LeDoux’s biggest hit, his sole #1 country hit, was a duet with Brooks, “Whatcha Gonna Do with a Cowboy”. It’s from the 1992 album of the same name, which is paired with 1993’s Under This Old Hat on the final of the six reissue CDs. It’s interesting that the LeDoux-Brooks duet is the most overtly Country & Western song on the album (except perhaps the re-recording of his earlier “The Double Diamond”), the rest trying harder to replicate Brooks’ style of country, drawing more from soft-pop and classic rock than classic country (remember the influences Brooks cited most during his heyday: Billy Joel and the Eagles). LeDoux does still sing of staying out on the range, far from Nashville (on “Western Skies”), though the song itself sounds more Bruce Hornsby than country. But he also rocks up his style in a very new-country way.

To replicate the rush of a rodeo ride he chooses pseudo-Bon Jovi guitar riffs (“Hooked on an Eight-Second Ride”); in similar style on another song he tells us that deep down inside his soul lies a rock n’ roller. Most interesting — in light of his discography’s trajectory of “progress” versus the Wild West — is “Cadillac Ranch”, another ‘rocker’, where an unprofitable farm is turned into a dance club. “They’re parking cars in the old feed patch,” he sings, an interesting contrast to 1975’s “I’m Country”, where he joked about fending off the city people who wanted to turn “country.” “Cadillac Ranch” is the country folk turning city…perhaps at the suburban country line-dance club with the mechanical bull, where Wednesday nights are Ladies’ nights.
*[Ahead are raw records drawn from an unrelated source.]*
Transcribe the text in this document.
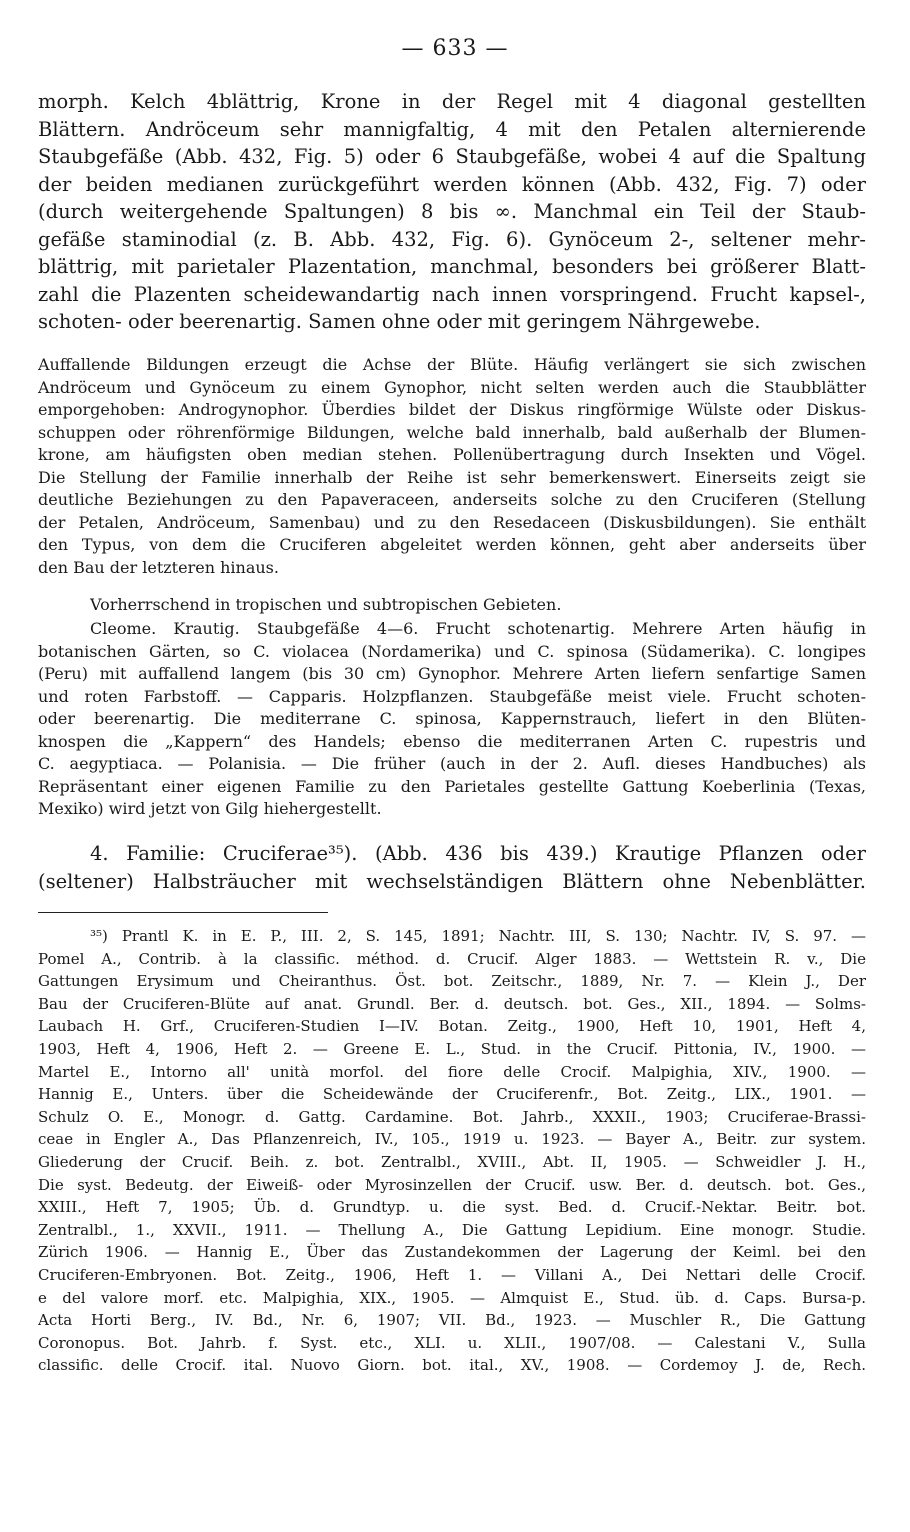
— 633 —
morph. Kelch 4blättrig, Krone in der Regel mit 4 diagonal gestellten
Blättern. Andröceum sehr mannigfaltig, 4 mit den Petalen alternierende
Staubgefäße (Abb. 432, Fig. 5) oder 6 Staubgefäße, wobei 4 auf die Spaltung
der beiden medianen zurückgeführt werden können (Abb. 432, Fig. 7) oder
(durch weitergehende Spaltungen) 8 bis ∞. Manchmal ein Teil der Staub-
gefäße staminodial (z. B. Abb. 432, Fig. 6). Gynöceum 2-, seltener mehr-
blättrig, mit parietaler Plazentation, manchmal, besonders bei größerer Blatt-
zahl die Plazenten scheidewandartig nach innen vorspringend. Frucht kapsel-,
schoten- oder beerenartig. Samen ohne oder mit geringem Nährgewebe.
Auffallende Bildungen erzeugt die Achse der Blüte. Häufig verlängert sie sich zwischen
Andröceum und Gynöceum zu einem Gynophor, nicht selten werden auch die Staubblätter
emporgehoben: Androgynophor. Überdies bildet der Diskus ringförmige Wülste oder Diskus-
schuppen oder röhrenförmige Bildungen, welche bald innerhalb, bald außerhalb der Blumen-
krone, am häufigsten oben median stehen. Pollenübertragung durch Insekten und Vögel.
Die Stellung der Familie innerhalb der Reihe ist sehr bemerkenswert. Einerseits zeigt sie
deutliche Beziehungen zu den Papaveraceen, anderseits solche zu den Cruciferen (Stellung
der Petalen, Andröceum, Samenbau) und zu den Resedaceen (Diskusbildungen). Sie enthält
den Typus, von dem die Cruciferen abgeleitet werden können, geht aber anderseits über
den Bau der letzteren hinaus.
Vorherrschend in tropischen und subtropischen Gebieten.
Cleome. Krautig. Staubgefäße 4—6. Frucht schotenartig. Mehrere Arten häufig in
botanischen Gärten, so C. violacea (Nordamerika) und C. spinosa (Südamerika). C. longipes
(Peru) mit auffallend langem (bis 30 cm) Gynophor. Mehrere Arten liefern senfartige Samen
und roten Farbstoff. — Capparis. Holzpflanzen. Staubgefäße meist viele. Frucht schoten-
oder beerenartig. Die mediterrane C. spinosa, Kappernstrauch, liefert in den Blüten-
knospen die „Kappern“ des Handels; ebenso die mediterranen Arten C. rupestris und
C. aegyptiaca. — Polanisia. — Die früher (auch in der 2. Aufl. dieses Handbuches) als
Repräsentant einer eigenen Familie zu den Parietales gestellte Gattung Koeberlinia (Texas,
Mexiko) wird jetzt von Gilg hiehergestellt.
4. Familie: Cruciferae³⁵). (Abb. 436 bis 439.) Krautige Pflanzen oder
(seltener) Halbsträucher mit wechselständigen Blättern ohne Nebenblätter.
³⁵) Prantl K. in E. P., III. 2, S. 145, 1891; Nachtr. III, S. 130; Nachtr. IV, S. 97. —
Pomel A., Contrib. à la classific. méthod. d. Crucif. Alger 1883. — Wettstein R. v., Die
Gattungen Erysimum und Cheiranthus. Öst. bot. Zeitschr., 1889, Nr. 7. — Klein J., Der
Bau der Cruciferen-Blüte auf anat. Grundl. Ber. d. deutsch. bot. Ges., XII., 1894. — Solms-
Laubach H. Grf., Cruciferen-Studien I—IV. Botan. Zeitg., 1900, Heft 10, 1901, Heft 4,
1903, Heft 4, 1906, Heft 2. — Greene E. L., Stud. in the Crucif. Pittonia, IV., 1900. —
Martel E., Intorno all' unità morfol. del fiore delle Crocif. Malpighia, XIV., 1900. —
Hannig E., Unters. über die Scheidewände der Cruciferenfr., Bot. Zeitg., LIX., 1901. —
Schulz O. E., Monogr. d. Gattg. Cardamine. Bot. Jahrb., XXXII., 1903; Cruciferae-Brassi-
ceae in Engler A., Das Pflanzenreich, IV., 105., 1919 u. 1923. — Bayer A., Beitr. zur system.
Gliederung der Crucif. Beih. z. bot. Zentralbl., XVIII., Abt. II, 1905. — Schweidler J. H.,
Die syst. Bedeutg. der Eiweiß- oder Myrosinzellen der Crucif. usw. Ber. d. deutsch. bot. Ges.,
XXIII., Heft 7, 1905; Üb. d. Grundtyp. u. die syst. Bed. d. Crucif.-Nektar. Beitr. bot.
Zentralbl., 1., XXVII., 1911. — Thellung A., Die Gattung Lepidium. Eine monogr. Studie.
Zürich 1906. — Hannig E., Über das Zustandekommen der Lagerung der Keiml. bei den
Cruciferen-Embryonen. Bot. Zeitg., 1906, Heft 1. — Villani A., Dei Nettari delle Crocif.
e del valore morf. etc. Malpighia, XIX., 1905. — Almquist E., Stud. üb. d. Caps. Bursa-p.
Acta Horti Berg., IV. Bd., Nr. 6, 1907; VII. Bd., 1923. — Muschler R., Die Gattung
Coronopus. Bot. Jahrb. f. Syst. etc., XLI. u. XLII., 1907/08. — Calestani V., Sulla
classific. delle Crocif. ital. Nuovo Giorn. bot. ital., XV., 1908. — Cordemoy J. de, Rech.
That’s the tradition Under This Old Hat draws from, not just with the “dance club version” of “Cadillac Ranch” or the LeDoux/Charlie Daniels duet about how much cowboys like to “rock and roll”, or the song that imitates Foreigner’s “Hot Blooded”, but also with the vaguely jazzy dance songs “Every Time I Roll the Dice” and “Under This Old Hat”. There’s also earnest love ballads (“Struggling Years”, “Get Back on That Pony”) that you can hear fitting right in on ’90s country radio, their stories moving listeners to tears as they drive to work or drive their kids to soccer practice. Here when LeDoux sings of the rodeo it’s always with a “but” added. I love the rodeo, but last night I fall in love. I love the rodeo, but I’m a rock n’ roller, too. I love the rodeo, but life just isn’t the same anymore.

By 1993 Chris LeDoux on CD wasn’t the same cowboy on the records and cassette of the ’70s. Then again, cowboys weren’t the same; the West wasn’t the same. Ultimately his authenticity as a country star came from his mirror-like qualities: the way his music reflected changing ideas of “country”, changing ideas of America.